The Mail was out of the outrage starting blocks, spittle-flecked and red of face. It spat out a statement, saying Paperchase had allowed itself to be bullied into apologising “to internet trolls orchestrated by a small group of hard-left Corbynist individuals seeking to suppress legitimate debate and impose their views on the media”.

Wow – all that from two sheets of wrapping paper. There is no yelp lounder than the sound of a bully being bullied. The Mail is a proud supporter of the free market, and yet it complains bitterly when a small pressure group uses the free market as a weapon. Stop Funding Hate clearly scored a hit in this skirmish, but whether it will ever win the battle is another matter.

Interesting, though, that the Mail should call the people who complained “internet trolls”, as that term is usually confined to nameless cowards who lurk at the bottom of online stories. Do they not understand this, or was the misuse of the expression deliberate?

Seemingly small issues take on a totemic significance in the cultural wars of our day. Where you stand on an issue of the moment, or even the minute, as we do live in fast-moving times, says something about you.
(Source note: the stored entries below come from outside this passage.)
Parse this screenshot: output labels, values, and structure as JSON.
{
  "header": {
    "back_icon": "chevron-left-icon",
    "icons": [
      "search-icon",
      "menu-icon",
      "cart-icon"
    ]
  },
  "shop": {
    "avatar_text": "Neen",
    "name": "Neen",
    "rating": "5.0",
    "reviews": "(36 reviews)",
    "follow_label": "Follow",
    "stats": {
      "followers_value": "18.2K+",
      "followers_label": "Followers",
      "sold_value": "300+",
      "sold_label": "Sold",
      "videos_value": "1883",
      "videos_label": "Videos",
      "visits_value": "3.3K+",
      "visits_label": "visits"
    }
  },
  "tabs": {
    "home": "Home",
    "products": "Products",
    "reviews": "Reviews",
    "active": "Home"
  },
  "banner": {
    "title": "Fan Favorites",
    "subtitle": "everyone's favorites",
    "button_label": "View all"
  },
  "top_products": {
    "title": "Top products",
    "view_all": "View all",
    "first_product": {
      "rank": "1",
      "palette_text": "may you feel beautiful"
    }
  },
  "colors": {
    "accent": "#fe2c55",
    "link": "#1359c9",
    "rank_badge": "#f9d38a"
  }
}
What a comfort, then, to read that Piers Morgan – a one-man cultural war all by himself – had tweeted: “I hope @FromPaperchase understand that British people don’t like snivelling little cowards who let themselves get bullied into virtue-signalling bulls**t. I’ll buy my cards from @ClintonsTweet in future.”

When Piers plants his bovver-brogues in the opposite camp, you know you are keeping good company.

Campaigns such as Stop Funding Hate can be conflicting. I admire the aims, and willingly use what little power I have in the free market to choose never to buy the Daily Mail (although I sometimes glance at my mother-in-law’s copy).

I don’t like anything about the Mail, but I wouldn’t want it banned. It’s never encouraging to ban things. But using the free market to sabotage a proud supporter of the free market seems a smart enough approach.

Incidentally, there is a pleasing irony here in the name of the apologetic purveyor of expensive wrapping paper. Yes, Paperchase – for that might, if given a hyphen, be a name for a whole new anti-media pressure group: Paper-chase.